Over the autum,n it was the apparel and hair design (or what Gai considered to be the lack thereof) of Prime Minister Julia Gillard that grabbed a headline - now it is the payment of Melbourne Cup prizemoney and the the assumption that some of the international runners are "rubbish."

It was actually her horse, Older Than Time, a trillion zillion to one of winning tomorrow, that kept a real live hope, Bauer, out of the race. She is also espousing that prizemoney be paid to "fifth or perhaps sixth" and not down to 10th (who cop $100k) for competing.

That is real big of Gai, considering she hardly races any horses and therefore does not cough up for the bills. Owners get rorted enough in this game without Gai coming up with another formula to stop owners from getting prizemoney and it might be just best if she concentrated on getting Older Than Time to finish within 200 metres of the winner tomorrow and recoup some of the $39K it has cost Gooree to pay up for final acceptance.

I'll bet she does not complain too much about the prizemoney if either Tullamore or Older Than Time finish between sixth and tenth!

ENTRAPMENT FLOPS - MEMORY SHINES:

The two group races in Hong Kong yesterday shed unexpected different lights on the local prospects in the lead up to the major international carnival there in December. All and sundry expected the previously unbeaten Entrapment (Douglas Whyte) to maintain his unbeaten record for Aussie trainer John Size in the Gr 2 Patron's Bowl (1200m) instead he had his colours lowered by long-priced stablemate Rich Unicorn (Mark Du Plessis).

Entrapment was held up for a while on straightening behiond the leader Multiglory and had Little Bridge on his outside - but the $1-40 favourite could not quicken sufficiently when the gap did come at the 200 and he was disappointing on face value.
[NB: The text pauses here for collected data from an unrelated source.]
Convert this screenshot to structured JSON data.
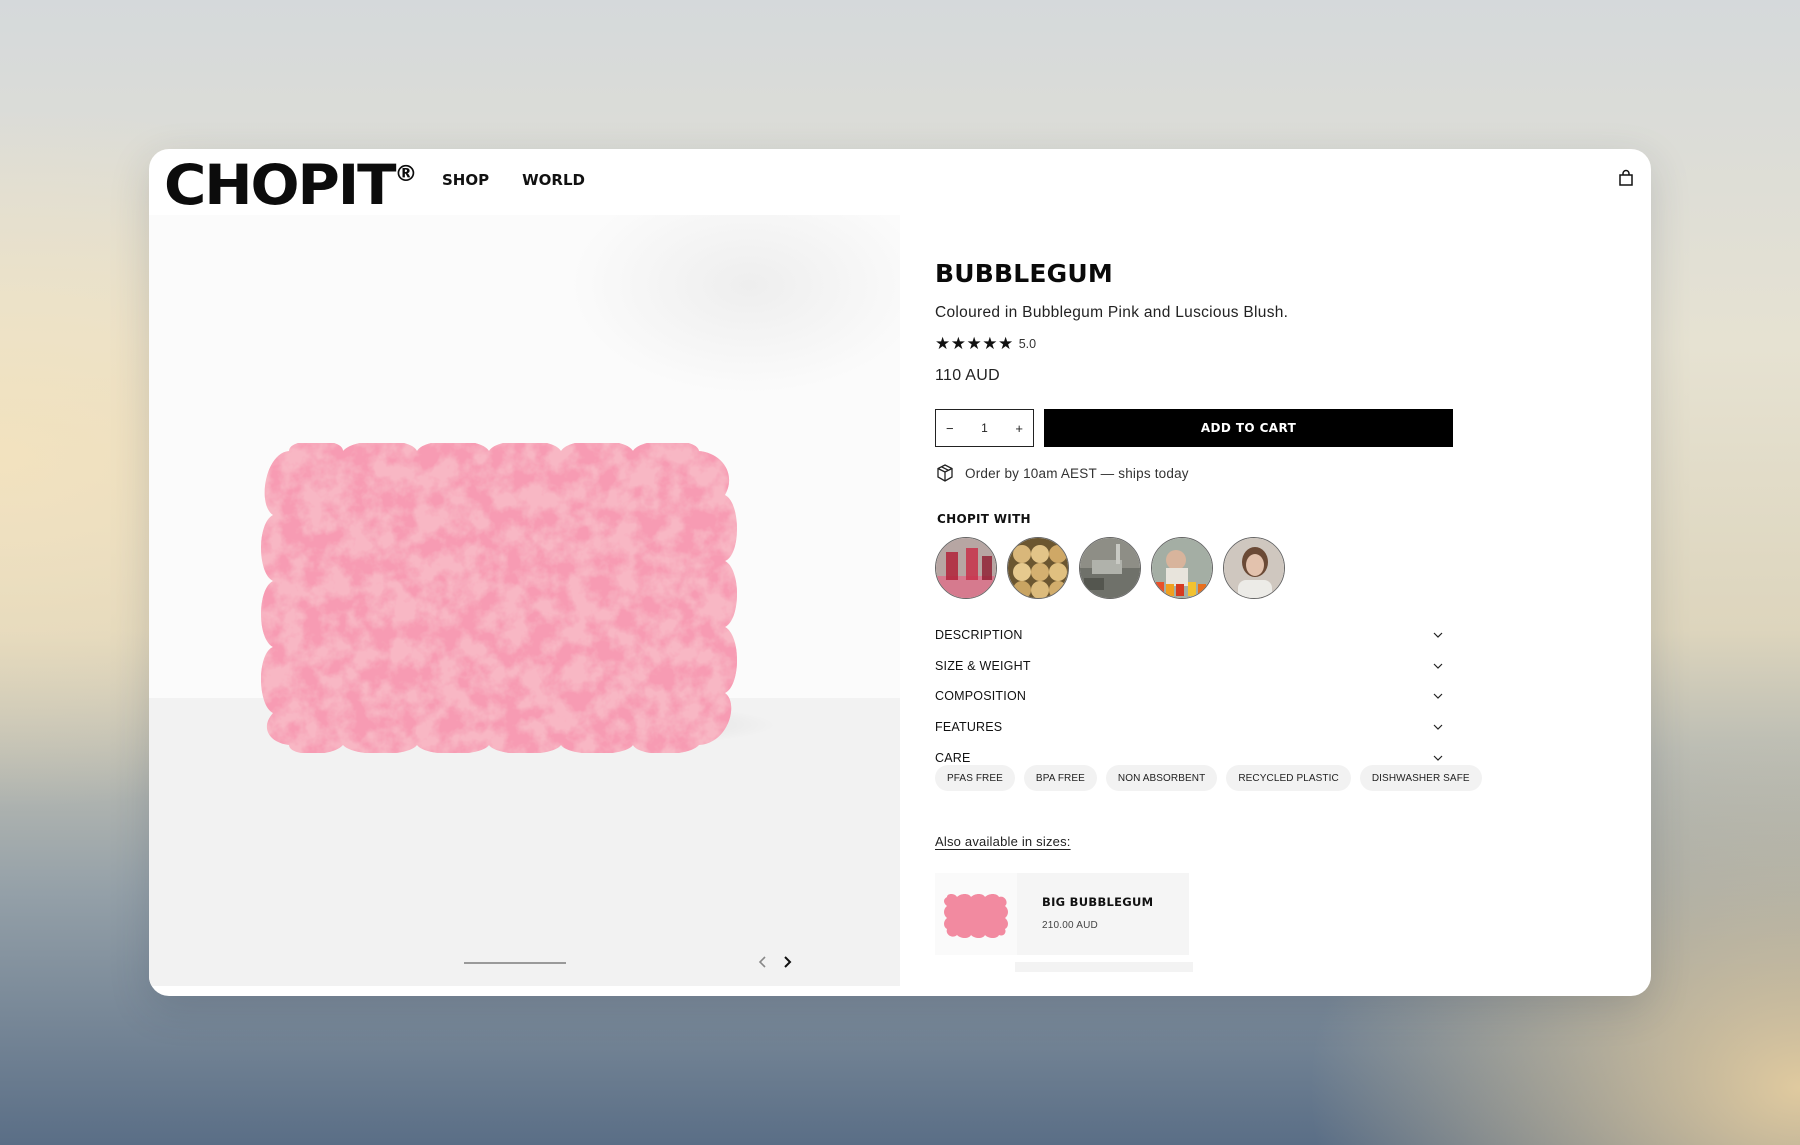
{
  "header": {
    "logo_text": "CHOPIT",
    "logo_mark": "®",
    "nav": [
      "SHOP",
      "WORLD"
    ],
    "cart_icon": "shopping-bag-icon"
  },
  "product": {
    "title": "BUBBLEGUM",
    "subtitle": "Coloured in Bubblegum Pink and Luscious Blush.",
    "stars": "★★★★★",
    "rating": "5.0",
    "price": "110 AUD",
    "quantity": "1",
    "qty_minus": "−",
    "qty_plus": "+",
    "add_to_cart": "ADD TO CART",
    "shipping_note": "Order by 10am AEST — ships today",
    "shipping_icon": "package-box-icon",
    "image_color": "#f08aa0"
  },
  "chopit_with": {
    "heading": "CHOPIT WITH",
    "thumbnails": [
      "drinks-photo",
      "pastries-photo",
      "kitchen-sink-photo",
      "person-juices-photo",
      "person-portrait-photo"
    ]
  },
  "accordion": [
    "DESCRIPTION",
    "SIZE & WEIGHT",
    "COMPOSITION",
    "FEATURES",
    "CARE"
  ],
  "tags": [
    "PFAS FREE",
    "BPA FREE",
    "NON ABSORBENT",
    "RECYCLED PLASTIC",
    "DISHWASHER SAFE"
  ],
  "sizes": {
    "heading": "Also available in sizes:",
    "items": [
      {
        "name": "BIG BUBBLEGUM",
        "price": "210.00 AUD"
      }
    ]
  },
  "gallery": {
    "prev_icon": "chevron-left-icon",
    "next_icon": "chevron-right-icon"
  }
}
On the other hand, California Memory, trained by Tony Cruz, was absolutely sensational in winning the Gr 2 Shatin Trophy (1400m). Having his first start since breaking a hind splint bone in the Singapore Airlines International Cup last year, the little grey horse was aided by what could only be described as a great "ballsy" ride by Matthew Chadwick.

Having drawn wide, Chadwick elected to go back at the start and found himself last on the first turn where he elected to switch down to the rails and ride the horse for luck. From there, he went around one horse, the leader and stablemate Beauty Flash just inside the 200 metres mark and California Memory sprinted hard to beat Xtension (Darren Beadman) and Thumbs Up (Brett Prebble) in a driving finish.

The horse, who provided Chadwick with his only Gr 1 success to date in Hong Kong last season - is back big time and he will be a force to be reckoned with come International Race Day.

AUSSIES CLEAN UP IN WUHAN

Australian bred horses were to the fore at the second annual China Horse Championship meeting in Wuhan over the weekend. Australian bred horses by Lonhro, Hussonet, Rohatyn and Fastnet Rock won four of the five championship races.

Racing in Wuhan is still developing and it is significant to note that representsatives of Australian sales company William Inglis and Son made the effort to be at the weekend's two day meeting.